茶の湯と京文化に磨かれ、育まれた京の和菓子。四季折々の京の和菓子を紹介します。

甘楽花子 坤庵

ういろう

 花の季節を迎えるとお菓子の世界では「ういろう」の出番です。餡玉を包んだり、伸ばした生地を裁断して折り畳んだり…。適度な粘りと歯切れの良さが身上です。漢字で書くと「外郎」。歌舞伎十八番の外題もこの字を当てています。歌舞伎ではお薬でお菓子ではありません。生地も誤解されている方が多く、「これは求肥ですか、お餅ですか」「棹物ではないのですか」などとよく聞かれます。材料は米粉、砂糖、水。強火で一気に練り上げて、蒸しにかけます。加える水の量で名古屋名物の棹物・ういろう、京都の水無月にもなります。
 ういろう生地は伸ばすと“透ける”特製があります。中の餡とういろうの色付けの組み合わせで、季節に合わせた様々な色目の意匠を楽しむことができます。3月には「花衣」「佐保姫」、4月には「胡蝶」、5月には「唐衣」「藤」など四季の風情を表せる生地です。

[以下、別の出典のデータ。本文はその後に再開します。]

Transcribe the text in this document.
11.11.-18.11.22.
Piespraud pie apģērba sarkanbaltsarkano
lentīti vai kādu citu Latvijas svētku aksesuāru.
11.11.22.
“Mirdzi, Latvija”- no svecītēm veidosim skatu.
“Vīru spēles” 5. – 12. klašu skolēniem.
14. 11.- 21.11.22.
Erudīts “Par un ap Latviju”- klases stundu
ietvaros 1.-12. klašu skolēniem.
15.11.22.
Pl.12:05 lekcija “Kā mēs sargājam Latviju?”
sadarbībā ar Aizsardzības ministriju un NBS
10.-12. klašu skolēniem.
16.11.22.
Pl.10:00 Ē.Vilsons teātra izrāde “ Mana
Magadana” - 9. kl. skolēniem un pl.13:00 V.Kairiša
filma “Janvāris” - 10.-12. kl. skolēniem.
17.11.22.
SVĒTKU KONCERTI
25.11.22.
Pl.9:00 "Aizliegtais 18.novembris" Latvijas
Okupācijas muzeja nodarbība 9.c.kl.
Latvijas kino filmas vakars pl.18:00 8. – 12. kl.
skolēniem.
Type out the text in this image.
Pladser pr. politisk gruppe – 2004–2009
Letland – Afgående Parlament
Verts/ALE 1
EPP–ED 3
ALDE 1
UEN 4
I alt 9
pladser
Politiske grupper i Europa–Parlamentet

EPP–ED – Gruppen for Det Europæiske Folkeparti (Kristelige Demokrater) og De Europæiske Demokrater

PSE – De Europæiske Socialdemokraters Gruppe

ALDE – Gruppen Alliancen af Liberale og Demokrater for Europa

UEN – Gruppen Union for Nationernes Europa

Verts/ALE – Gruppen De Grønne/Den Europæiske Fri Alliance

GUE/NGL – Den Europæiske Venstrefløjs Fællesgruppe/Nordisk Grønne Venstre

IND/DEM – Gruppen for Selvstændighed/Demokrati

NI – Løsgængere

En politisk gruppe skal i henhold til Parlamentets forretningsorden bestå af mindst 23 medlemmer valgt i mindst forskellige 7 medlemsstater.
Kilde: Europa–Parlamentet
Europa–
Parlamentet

  • ういろうは上白糖、水、米の粉からつくります。
  • 底の狭い深鍋に上白糖、米の粉の順に入れ泡だて器等で充分混ぜ合わせます。

  • 鍋の真ん中に水を入れながら、泡だて器で混ぜ合わせます。
  • 溶け合って液状になったら、色付けします。

  • 強火で一気に練り上げます。
  • 強火で30分蒸し上げ、蒸しムラ、色ムラのないように練り合わせます。

  • つくるお菓子の数の分だけ計量し5分~10分二度蒸しします。 このときは生地の上に蒸気が通るように穴を開けておきます。
  • 蒸しあがったら、まとめて切り分けます。

  • 切り分ける折、手に付きやすいので砂糖蜜を手に付けながら作業します。
  • 10

    切り分けた生地を丸めて、表面にスジやシワのない状態にしておきます。

  • 11

    二色の生地を合わせて丸めます。
  • 12

    片栗粉の取り粉を使いながら、丸めた生地で餡玉を包んでいきます。

  • 13

    包み変わったら形を整えるように掌の上で丸めます 。
  • 14

    取り粉がついたまま布巾で絞ります。

完成

「春陽」の出来上がりです。
生地を色づけせず白いまま使い、中の餡を色づけしても 同じようにできますが、もう少し色は淡くなります。